There were 1544 (95% c.i.: 1294 to 1892) estimated seabird captures in offshore trawl fisheries, 591 (95% c.i.: 351 to 987) estimated captures in surface longline fisheries, and 1088 (95% c.i.: 559 to 2719) estimated captures in the bottom longline fisheries for which estimates were made. Of the five species groups used for the modelling, the other birds and other albatross groups had the highest number of estimated captures during 2008—09 (mean estimates of 1207 and 618 captures, respectively). In this year there were also mean estimated captures of 528 sooty shearwaters, 269 white-capped albatrosses, and 601 white-chinned petrels. The results from the estimation were broadly comparable with results from other projects that have estimated seabird bycatch in New Zealand fisheries. An exception was with seabird captures in large-vessel bottom longline fisheries: in this fishery observer coverage has been biased to vessels that use integrated weight lines. Estimation methods that do not take this into account tend to underestimate seabird bycatch in this fishery. Improving observer coverage of the vessels that do not use integrated longline would reduce the uncertainty in the estimates of seabird bycatch in bottom longline fisheries.

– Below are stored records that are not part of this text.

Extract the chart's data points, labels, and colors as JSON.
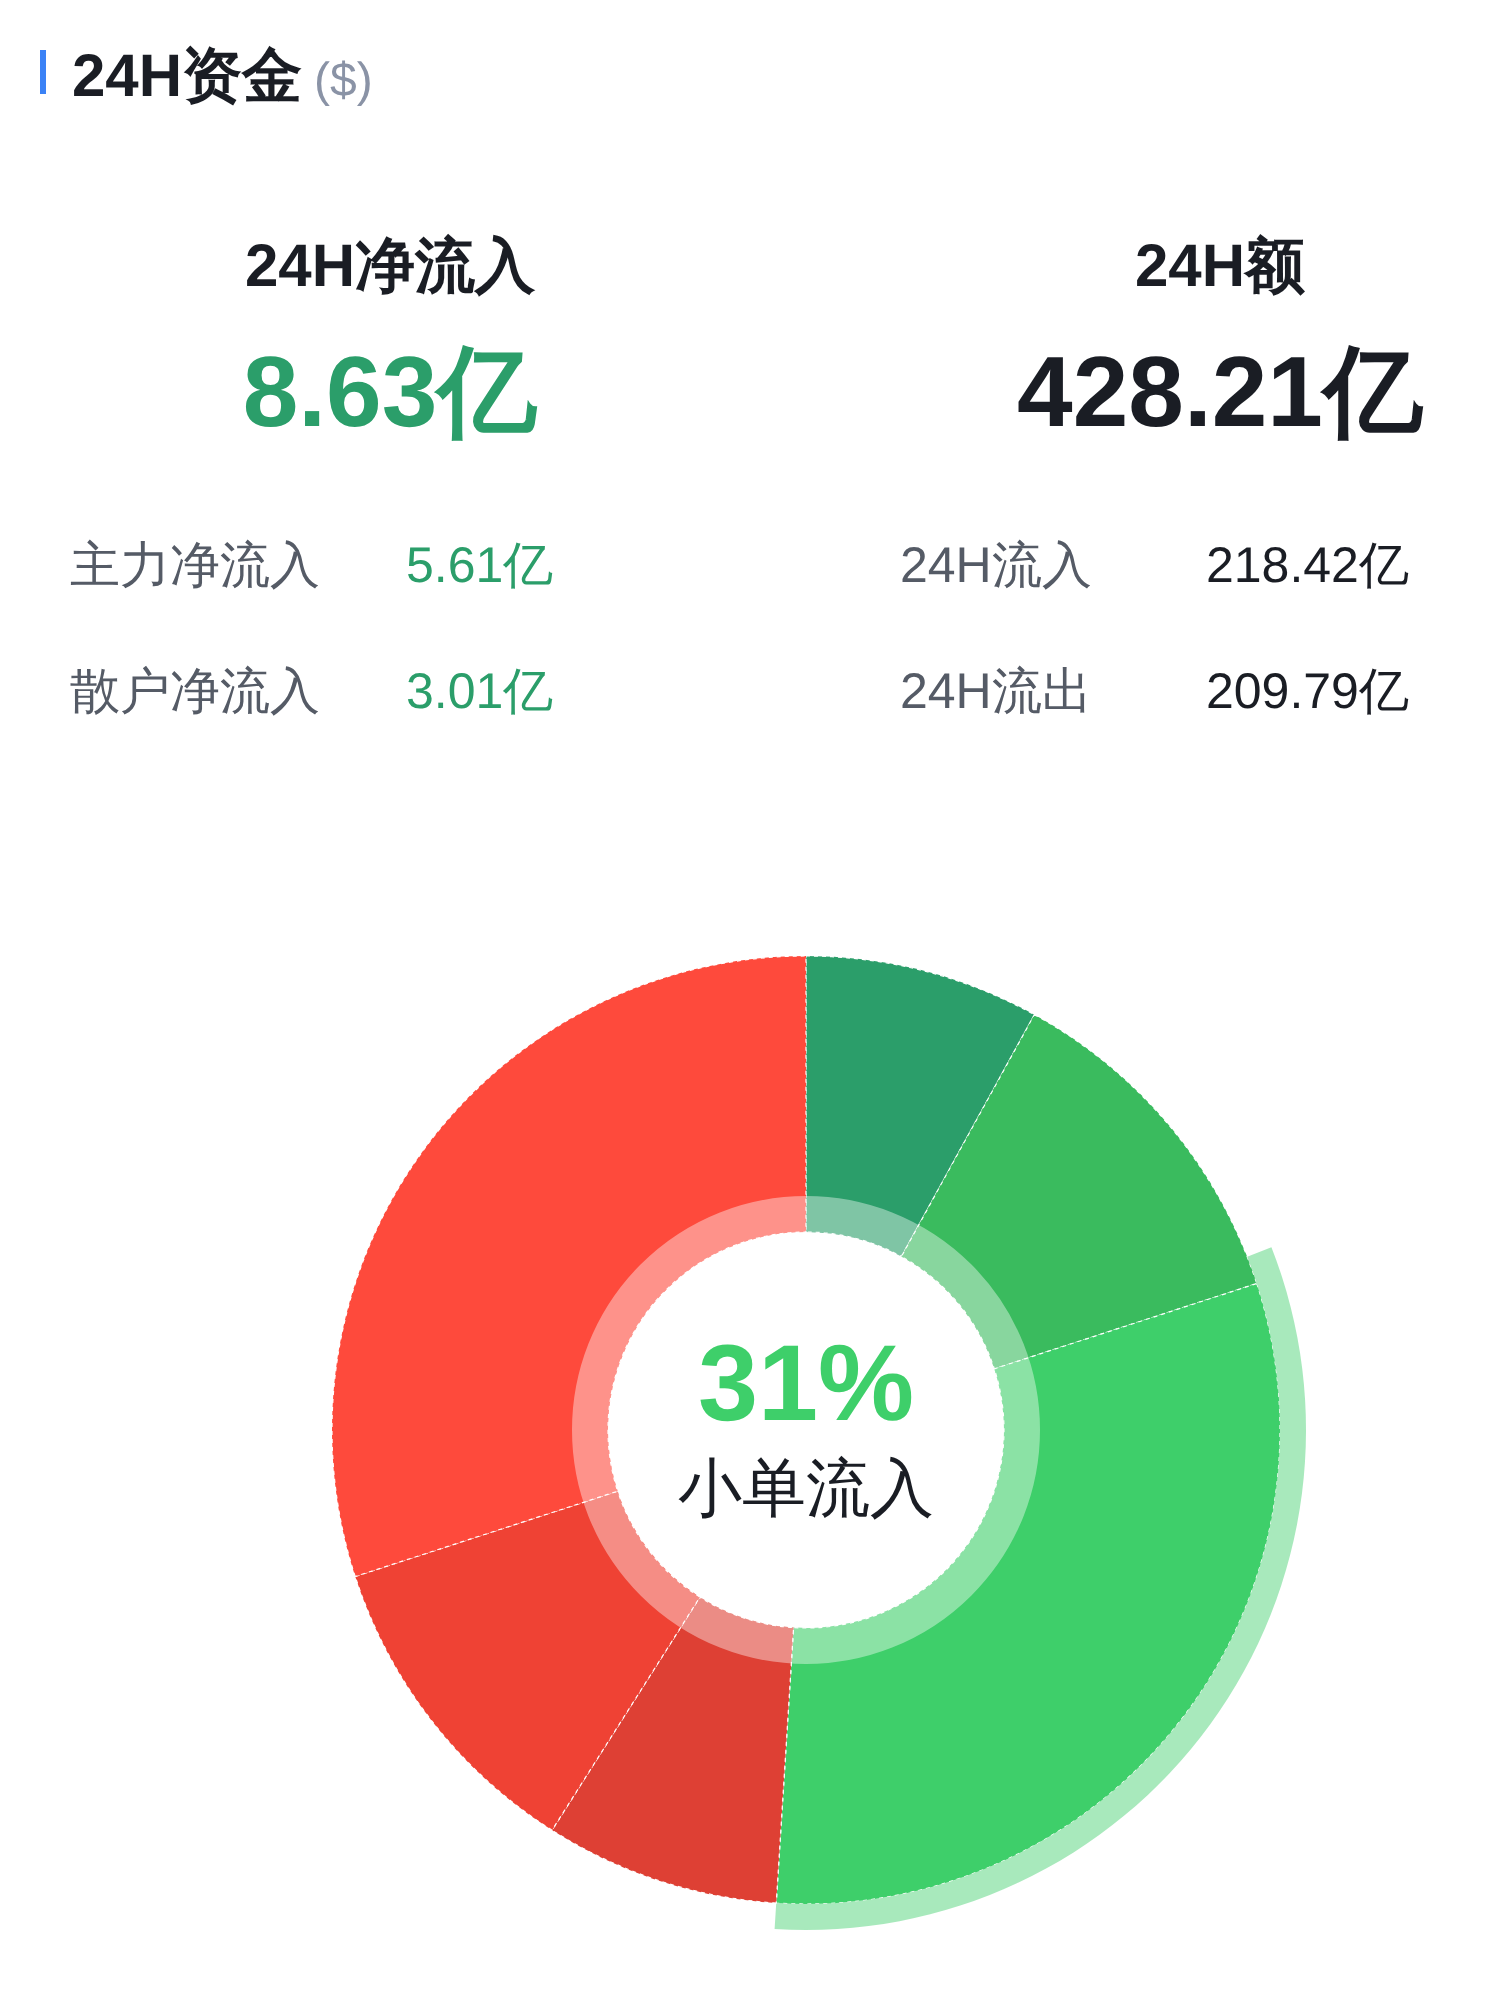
{
  "chart_data": [
    {
      "type": "other",
      "title": "24H资金",
      "subtitle": "($)",
      "annotations": [
        "24H净流入",
        "8.63亿",
        "主力净流入",
        "5.61亿",
        "散户净流入",
        "3.01亿",
        "24H额",
        "428.21亿",
        "24H流入",
        "218.42亿",
        "24H流出",
        "209.79亿"
      ]
    },
    {
      "type": "donut",
      "categories": [
        null,
        null,
        "小单流入",
        null,
        null,
        null
      ],
      "values": [
        8,
        12,
        31,
        8,
        11,
        30
      ],
      "colors": [
        "#2b9e6a",
        "#3abb5e",
        "#3ecf6a",
        "#de4034",
        "#ef4234",
        "#fe4a3c"
      ],
      "value_labels": [
        null,
        null,
        "31%",
        null,
        null,
        null
      ]
    }
  ]
}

Across all included fisheries, there was a significant decrease in the total number of birds caught between 2002—03 and 2008—09, with the total number of captures falling by 47.6% between the 2002—03 and 2008—09 fishing years. This fall was associated with declines in effort in trawl, bottom longline, and surface longline fisheries. Estimated seabird captures increased by 29.3% between 2007—08 and 2008—09. This increase occurred for a range of seabird species, in a range of different fisheries, despite an ongoing decline in the effort. The reasons for this increase are unclear.

The statistical modelling gives insight into the performance of mitigation measures during routine fishing. In large-vessel bottom longline fisheries, the use of integrated weight line was associated with a reduction in the white-chinned petrel capture rate by 87.2% (95% c.i.: 40.6 to 97.6). In 2008—09, only 39% of the effort by large bottom-longline vessels was carried out using integrated weight line. In the squid fishery, the capture rate of white-capped albatross fell to 47.1% (95% c.i.: 20.9 to 98.8) of what it was before the introduction of mandatory warp mitigation in January 2006. The statistical models also showed that seabirds are more likely to be caught in surface longline fisheries during nights close to full moon, than on other nights. Specifically, other albatrosses and other birds were each over 3 times more likely to be caught in surface longline fisheries when the illumination of the moon’s disk was more than 90%.

The estimation was based on observer data, and the resulting estimates may be interpreted as the number of captures that would have been reported if there were observers on every vessel. No allowance was made for under-reporting (caused by observers not being able to monitor all fishing activity during observed trips), or cryptic fatalities (caused by birds being killed by the fishing activity, but without the body being brought on board the vessel). In this report, the population consequences of fishing-related seabird fatalities were not considered.